When General Murtala Ramat Muhammad came to power in 1975, his band of revolutionaries, including the then Brigadier Obasanjo, was confronted with a post-civil war Nigeria that was already too far away from the euphoria of independence, and a larger continental space that was still under colonial denigration largely represented by apartheid South Africa and strangulating colonial presence in Namibia, Algeria, Angola, and so on. The range of policy rearticulation which the Supreme Military Council undertook between 1975 to 1976 when Murtala Muhammad was assassinated and up unto 1979 was sufficient enough to open the eyes of the younger Obasanjo to the intricacies of governing of Nigeria’s complexities.
It was as if providence conspired to steer OBJ’s course away from his beloved professional military life, even if with its nuanced bureaucratic politics, by dragging him into the whirlpool of politics and government. By his own admission, “By training, inclination, and aptitude, I was averse to being in government.” Yet, willy-nilly, he had to undergo what he called his “first step into government” when General Gowon drafted him as a federal minister of works. The ministerial appointment did two important things which would later prove to be preparatory template for a mind that would confront Nigeria. First, he had to take mandatory visits around the lengths and breadths of Nigeria to ascertain the extent of his brief as commissioner for works; and he saw firsthand the bureaucratic manifestations of the civil service and how it limits the working of government.
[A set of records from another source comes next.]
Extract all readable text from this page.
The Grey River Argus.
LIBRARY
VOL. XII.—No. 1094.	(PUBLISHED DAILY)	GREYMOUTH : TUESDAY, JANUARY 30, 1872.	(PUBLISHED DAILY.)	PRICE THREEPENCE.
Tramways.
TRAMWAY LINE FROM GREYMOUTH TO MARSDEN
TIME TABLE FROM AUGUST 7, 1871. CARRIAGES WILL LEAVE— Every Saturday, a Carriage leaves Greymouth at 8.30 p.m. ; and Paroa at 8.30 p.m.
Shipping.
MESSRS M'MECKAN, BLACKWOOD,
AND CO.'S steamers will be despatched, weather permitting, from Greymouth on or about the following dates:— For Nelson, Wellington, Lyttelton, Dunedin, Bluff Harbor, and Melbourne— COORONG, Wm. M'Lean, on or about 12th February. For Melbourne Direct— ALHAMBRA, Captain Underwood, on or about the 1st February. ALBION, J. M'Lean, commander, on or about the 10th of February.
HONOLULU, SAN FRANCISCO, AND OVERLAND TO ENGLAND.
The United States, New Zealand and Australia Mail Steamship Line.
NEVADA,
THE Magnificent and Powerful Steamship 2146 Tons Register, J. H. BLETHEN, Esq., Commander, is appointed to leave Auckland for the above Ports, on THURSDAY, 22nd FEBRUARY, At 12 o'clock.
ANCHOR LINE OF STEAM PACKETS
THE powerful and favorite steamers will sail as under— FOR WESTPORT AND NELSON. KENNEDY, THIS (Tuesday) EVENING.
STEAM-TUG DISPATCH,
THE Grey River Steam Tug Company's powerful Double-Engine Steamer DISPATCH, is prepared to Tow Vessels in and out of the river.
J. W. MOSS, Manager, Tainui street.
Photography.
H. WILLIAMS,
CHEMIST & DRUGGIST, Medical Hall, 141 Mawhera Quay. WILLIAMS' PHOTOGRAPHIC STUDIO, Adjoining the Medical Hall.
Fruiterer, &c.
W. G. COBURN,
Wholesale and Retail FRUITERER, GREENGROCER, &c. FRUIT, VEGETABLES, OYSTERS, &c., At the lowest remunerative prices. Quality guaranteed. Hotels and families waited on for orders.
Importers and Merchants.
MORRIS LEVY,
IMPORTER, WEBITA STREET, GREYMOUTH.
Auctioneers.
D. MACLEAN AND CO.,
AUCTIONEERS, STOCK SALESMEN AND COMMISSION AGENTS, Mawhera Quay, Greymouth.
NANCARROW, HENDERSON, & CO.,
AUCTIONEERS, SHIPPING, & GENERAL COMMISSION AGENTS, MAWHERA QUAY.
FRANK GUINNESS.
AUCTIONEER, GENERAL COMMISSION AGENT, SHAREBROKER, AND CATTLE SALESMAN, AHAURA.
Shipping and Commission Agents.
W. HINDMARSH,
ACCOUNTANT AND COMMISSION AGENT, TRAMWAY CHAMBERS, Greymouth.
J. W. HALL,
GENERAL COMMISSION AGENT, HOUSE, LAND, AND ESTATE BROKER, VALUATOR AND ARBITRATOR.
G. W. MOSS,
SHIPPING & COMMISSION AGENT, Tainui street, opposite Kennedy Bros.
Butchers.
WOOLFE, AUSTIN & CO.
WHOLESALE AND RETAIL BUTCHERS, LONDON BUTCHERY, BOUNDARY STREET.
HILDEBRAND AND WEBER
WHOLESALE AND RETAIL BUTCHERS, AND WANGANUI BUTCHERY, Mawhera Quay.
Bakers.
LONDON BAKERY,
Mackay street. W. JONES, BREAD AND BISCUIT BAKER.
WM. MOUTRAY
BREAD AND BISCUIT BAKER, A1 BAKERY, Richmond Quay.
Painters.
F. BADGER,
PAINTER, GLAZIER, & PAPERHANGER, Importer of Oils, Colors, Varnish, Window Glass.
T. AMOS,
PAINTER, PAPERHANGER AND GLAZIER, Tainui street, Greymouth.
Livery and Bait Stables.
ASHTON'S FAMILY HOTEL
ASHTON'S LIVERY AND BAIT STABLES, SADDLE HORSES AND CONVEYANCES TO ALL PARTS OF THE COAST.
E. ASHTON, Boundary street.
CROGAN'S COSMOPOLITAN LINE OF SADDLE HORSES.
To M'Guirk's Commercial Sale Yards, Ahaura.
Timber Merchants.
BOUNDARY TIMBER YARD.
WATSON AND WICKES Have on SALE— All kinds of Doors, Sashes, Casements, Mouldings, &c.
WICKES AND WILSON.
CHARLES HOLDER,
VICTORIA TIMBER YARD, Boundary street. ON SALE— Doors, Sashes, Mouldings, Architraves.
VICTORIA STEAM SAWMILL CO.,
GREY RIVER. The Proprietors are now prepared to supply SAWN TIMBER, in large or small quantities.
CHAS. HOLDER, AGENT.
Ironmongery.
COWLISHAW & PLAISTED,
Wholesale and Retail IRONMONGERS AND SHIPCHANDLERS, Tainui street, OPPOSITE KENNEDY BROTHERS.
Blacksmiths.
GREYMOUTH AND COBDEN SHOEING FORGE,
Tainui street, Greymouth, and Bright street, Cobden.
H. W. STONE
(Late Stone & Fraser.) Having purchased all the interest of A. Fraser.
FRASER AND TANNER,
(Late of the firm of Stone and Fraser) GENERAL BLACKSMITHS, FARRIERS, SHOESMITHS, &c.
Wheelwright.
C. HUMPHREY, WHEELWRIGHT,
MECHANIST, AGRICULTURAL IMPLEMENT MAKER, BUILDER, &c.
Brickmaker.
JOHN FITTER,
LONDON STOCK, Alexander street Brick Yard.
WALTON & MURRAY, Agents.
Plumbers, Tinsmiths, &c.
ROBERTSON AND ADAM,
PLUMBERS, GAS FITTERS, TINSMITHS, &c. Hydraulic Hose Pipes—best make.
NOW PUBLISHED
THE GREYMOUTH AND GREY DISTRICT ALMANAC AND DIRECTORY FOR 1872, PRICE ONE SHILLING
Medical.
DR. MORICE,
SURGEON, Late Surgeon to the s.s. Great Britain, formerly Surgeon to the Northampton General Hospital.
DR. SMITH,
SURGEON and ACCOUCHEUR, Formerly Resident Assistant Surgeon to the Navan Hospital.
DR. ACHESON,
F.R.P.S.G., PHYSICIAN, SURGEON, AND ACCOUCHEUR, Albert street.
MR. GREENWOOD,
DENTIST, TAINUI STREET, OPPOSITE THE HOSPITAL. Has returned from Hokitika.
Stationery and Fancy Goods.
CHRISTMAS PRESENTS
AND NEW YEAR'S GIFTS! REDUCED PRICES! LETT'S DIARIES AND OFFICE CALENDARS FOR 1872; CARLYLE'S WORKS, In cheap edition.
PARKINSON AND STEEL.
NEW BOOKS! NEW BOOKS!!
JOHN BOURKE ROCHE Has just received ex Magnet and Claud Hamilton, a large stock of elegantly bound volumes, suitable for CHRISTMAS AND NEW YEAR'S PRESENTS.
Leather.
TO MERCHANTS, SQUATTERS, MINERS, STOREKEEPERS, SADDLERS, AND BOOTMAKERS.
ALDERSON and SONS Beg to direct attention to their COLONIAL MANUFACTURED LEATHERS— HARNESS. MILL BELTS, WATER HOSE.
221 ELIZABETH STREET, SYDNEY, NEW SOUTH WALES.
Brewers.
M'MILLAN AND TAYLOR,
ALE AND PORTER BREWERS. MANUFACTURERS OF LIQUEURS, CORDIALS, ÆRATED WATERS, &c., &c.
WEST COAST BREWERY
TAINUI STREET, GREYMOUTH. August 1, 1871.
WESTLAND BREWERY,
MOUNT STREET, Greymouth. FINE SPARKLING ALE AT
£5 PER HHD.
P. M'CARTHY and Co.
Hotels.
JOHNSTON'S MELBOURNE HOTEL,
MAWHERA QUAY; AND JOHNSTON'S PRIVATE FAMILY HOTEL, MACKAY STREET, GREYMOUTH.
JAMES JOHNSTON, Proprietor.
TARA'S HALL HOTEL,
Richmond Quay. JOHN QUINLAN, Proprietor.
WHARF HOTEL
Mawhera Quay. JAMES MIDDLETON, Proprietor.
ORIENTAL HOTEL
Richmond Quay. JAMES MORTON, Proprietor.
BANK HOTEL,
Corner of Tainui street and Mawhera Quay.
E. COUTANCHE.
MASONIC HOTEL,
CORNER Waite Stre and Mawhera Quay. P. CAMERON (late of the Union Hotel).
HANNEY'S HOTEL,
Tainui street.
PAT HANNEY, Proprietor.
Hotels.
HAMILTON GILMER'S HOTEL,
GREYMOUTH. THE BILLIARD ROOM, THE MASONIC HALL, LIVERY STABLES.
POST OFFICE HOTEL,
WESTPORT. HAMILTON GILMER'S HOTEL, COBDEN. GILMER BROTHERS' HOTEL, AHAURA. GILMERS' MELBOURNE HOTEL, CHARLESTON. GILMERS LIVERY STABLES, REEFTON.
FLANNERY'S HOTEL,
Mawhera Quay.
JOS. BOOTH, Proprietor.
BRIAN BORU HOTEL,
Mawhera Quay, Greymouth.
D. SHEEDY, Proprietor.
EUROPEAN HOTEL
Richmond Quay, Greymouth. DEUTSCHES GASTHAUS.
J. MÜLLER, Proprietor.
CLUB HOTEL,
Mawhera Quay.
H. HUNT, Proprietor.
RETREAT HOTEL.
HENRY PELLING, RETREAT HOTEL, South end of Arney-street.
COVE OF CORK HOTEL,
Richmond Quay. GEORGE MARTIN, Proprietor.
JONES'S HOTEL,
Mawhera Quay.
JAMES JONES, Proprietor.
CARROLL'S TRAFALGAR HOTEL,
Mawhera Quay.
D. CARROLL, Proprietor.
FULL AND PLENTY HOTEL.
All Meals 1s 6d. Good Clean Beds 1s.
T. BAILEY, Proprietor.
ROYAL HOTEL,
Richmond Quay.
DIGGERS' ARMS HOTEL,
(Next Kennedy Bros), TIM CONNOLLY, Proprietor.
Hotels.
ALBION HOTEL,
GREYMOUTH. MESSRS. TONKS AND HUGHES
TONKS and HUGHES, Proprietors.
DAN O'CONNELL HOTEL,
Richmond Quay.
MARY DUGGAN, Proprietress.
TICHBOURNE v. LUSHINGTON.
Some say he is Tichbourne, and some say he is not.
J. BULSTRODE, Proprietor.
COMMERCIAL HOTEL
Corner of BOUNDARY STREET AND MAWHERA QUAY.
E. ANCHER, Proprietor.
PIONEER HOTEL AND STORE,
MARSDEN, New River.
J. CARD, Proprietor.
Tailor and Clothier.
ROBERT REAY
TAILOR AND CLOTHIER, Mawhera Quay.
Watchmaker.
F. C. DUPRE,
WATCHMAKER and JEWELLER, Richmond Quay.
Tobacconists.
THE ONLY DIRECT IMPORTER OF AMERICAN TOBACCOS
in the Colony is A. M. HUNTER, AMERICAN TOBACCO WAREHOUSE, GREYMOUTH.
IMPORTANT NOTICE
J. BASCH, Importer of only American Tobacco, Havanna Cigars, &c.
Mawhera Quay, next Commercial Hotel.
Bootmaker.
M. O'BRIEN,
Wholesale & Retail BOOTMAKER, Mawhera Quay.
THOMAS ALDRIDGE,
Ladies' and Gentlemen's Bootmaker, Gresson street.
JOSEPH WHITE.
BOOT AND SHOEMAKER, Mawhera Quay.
Finally, as if his tutelage was not complete, the mantle of governmental leadership fell on his shoulders immediately after the assassination of Murtala Muhammad, and it is instructive that the defining act of his administration was his supervision of Nigeria’s first transition to civil rule in 1979. And was it just coincidental that Obasanjo was also the first one on the saddle at the inception of the democratic experiment in Nigeria in 1999?
From 1975 till date, Obasanjo came of age politically under a vibrant barrage of acrimonies, political intrigues and doubtful legacies. Of course that is the uneasy lots of any who is courageous enough to desire the crown. John Webster, the English playwright, puts this poetically better:
A politician is the devil’s quilted anvil—
He fashions all sins on him, and the blows
Are never heard.
Against all the odds of life, OBJ waded through uncertainties of military hierarchies, through the horrors of the civil war, through Abacha’s gulag, through the perils of political disaffection and disjuncture and at that having more genuine claim in truth and in spirit to what really should be the brand identity of a truly Nigerian leader: “I belong to everybody and I belong to nobody” which as history is proving so very fast, is easier said than done. He came, he saw but did he achieve all that his noble national intention imposed upon him?